Water to raise corn from the seed, to clothe the meadow with its grass, and to fill the land with fruit and flowers; water to lie heaped in fantastic clouds, to make the fairy-land of sunset, and to spread the arch of mercy in the rainbow; water that kindles our imagination to a sense of beauty; water that gives us our meat, and is our drink, and cleans us of dirt and disease, and is our servant in a thousand great and little ways—it is the very juice and essence of man's civilization. And so, whether we shall drag over cold water, or let hot water drag us, is one way of putting the question between canal and steam communication for conveyance of our heavy traffic. The canal-boat uses its water cold without, the steam-engine requires it hot within. Before hot water appeared in its industrial character to hiss off the cold, canals had all the glory to themselves. They are not yet hissed off their old stages and cat-called into contempt by the whistle of the steam-engine, for canal communication still has advantages of its own, and canal shares are powers in the money market.

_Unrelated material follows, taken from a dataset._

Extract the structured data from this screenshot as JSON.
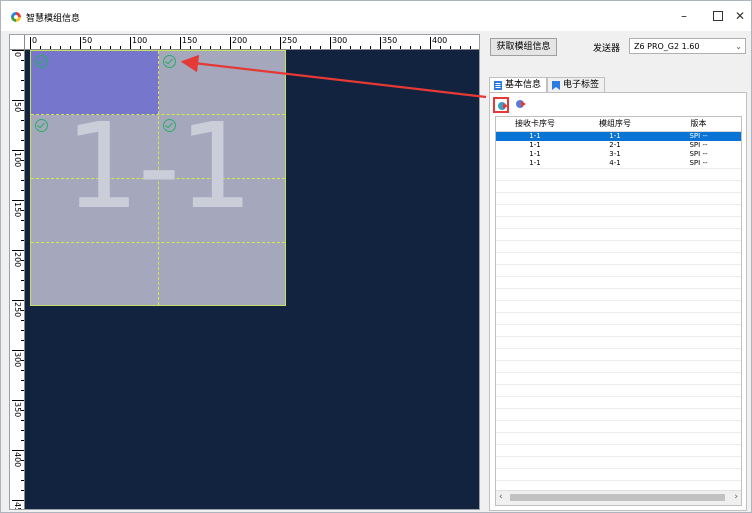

Little more than a century ago, not only were there neither canals nor railroads in this country, but the common high-roads were about the worst in Europe. Corn and wool were sent to market over those bad roads on horses' or bullocks' backs, and the only coal used in the inland southern counties was carried on horseback in sacks for the supply of the blacksmiths' forges. Water gave us our over-sea commerce, that came in and went out by way of our tidal rivers; and the step proposed toward the fostering of our home industries was a great one when it occurred to somebody to imitate nature, by erecting artificial rivers that should flow whereever we wished them to flow, and should be navigable along their whole course for capacious, flat-bottomed carrying-boats.
The first English canal, indeed, was constructed as long as three hundred years ago, at Exeter, by John Trew, a native of Glamorganshire, who enabled the traders of Exeter to cancel the legacy of the spite of an angry Countess of Devon, who had, nearly three hundred years before that time, stopped the ascent of sea-going vessels to Exeter by forming a weir across the Exe at Topham. Trew contrived, to avoid the obstruction, a canal from Exeter to Topham, three miles long, with a lock to it. John Trew ruined himself in the service of an ungrateful corporation.
After this time, improvements went no further than the clearing out of some channels of natural water-communication, until the time of James Brindley, the father of the English canal system.